Oregon Humanities: David Treuer

When
July 15, 2021
5pm - 6:30pm PST
Where
Online

This is a non Confluence event.

On July 15, David Treuer (Ojibwe), author of The Heartbeat of Wounded Knee and several other books, will join Oregon Humanities for a conversation on land, possession, and justice. The history of the Americas is inextricable from the theft of land from Native people. How should we, in the present, deal with this fact?

In a recent article in The Atlantic, Treuer wrote about one possibility: “All 85 million acres of national-park sites should be turned over to a consortium of federally recognized tribes in the United States. . . . To be entrusted with the stewardship of America’s most precious landscapes would be a deeply meaningful form of restitution.”

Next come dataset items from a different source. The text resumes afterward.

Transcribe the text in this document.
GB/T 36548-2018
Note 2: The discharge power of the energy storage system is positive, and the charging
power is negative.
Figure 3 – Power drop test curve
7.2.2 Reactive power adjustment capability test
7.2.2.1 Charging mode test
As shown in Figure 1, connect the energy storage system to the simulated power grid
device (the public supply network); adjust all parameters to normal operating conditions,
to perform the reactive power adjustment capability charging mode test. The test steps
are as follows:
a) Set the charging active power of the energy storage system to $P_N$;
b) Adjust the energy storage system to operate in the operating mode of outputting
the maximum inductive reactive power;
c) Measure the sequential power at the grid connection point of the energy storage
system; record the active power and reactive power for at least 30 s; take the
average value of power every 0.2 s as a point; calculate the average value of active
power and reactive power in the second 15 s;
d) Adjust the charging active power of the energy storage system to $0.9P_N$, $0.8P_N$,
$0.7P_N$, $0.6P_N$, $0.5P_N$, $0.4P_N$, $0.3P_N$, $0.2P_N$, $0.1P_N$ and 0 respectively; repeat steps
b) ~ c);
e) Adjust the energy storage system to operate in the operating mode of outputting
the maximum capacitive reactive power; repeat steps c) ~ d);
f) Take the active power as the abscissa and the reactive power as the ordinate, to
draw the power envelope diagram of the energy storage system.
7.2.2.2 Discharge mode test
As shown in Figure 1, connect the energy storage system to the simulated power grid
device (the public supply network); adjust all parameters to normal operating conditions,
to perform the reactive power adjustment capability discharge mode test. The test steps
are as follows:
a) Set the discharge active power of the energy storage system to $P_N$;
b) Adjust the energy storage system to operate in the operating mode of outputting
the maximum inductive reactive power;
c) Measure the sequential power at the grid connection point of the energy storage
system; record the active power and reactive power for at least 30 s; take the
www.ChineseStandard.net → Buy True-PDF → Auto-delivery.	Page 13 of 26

The conversation will take place starting at 5:00 p.m. Pacific on Thursday, July 15, via Zoom and YouTube. To join us and other viewers in our virtual lobby for post-talk conversation, please RSVP here. Recordings of the program will be available shortly after the event.

About the Speaker:
New York Times Bestselling author David Treuer is Ojibwe from the Leech Lake Reservation in northern Minnesota. The son of a Jewish Holocaust survivor and an Ojibwe lawyer and judge, Treuer grew up on the Leech Lake Reservation before attending Princeton where he worked with Toni Morrison and the University of Michigan where he earned his PhD in anthropology. Treuer is the author of seven books—four novels and three works of nonfiction. He is the winner of three Minnesota Book Awards, the California Book Award for Nonfiction, the Housatonic Book Award, and was a finalist for the National Book Award and the Carnegie Medal. His writing has appeared in Harper’s, The Atlantic Monthly, The New York Times, LA Times, and The Washington Post, among others. He divides his time between his home on the Leech Lake Reservation and Los Angeles, where he is a Professor of English at The University of Southern California.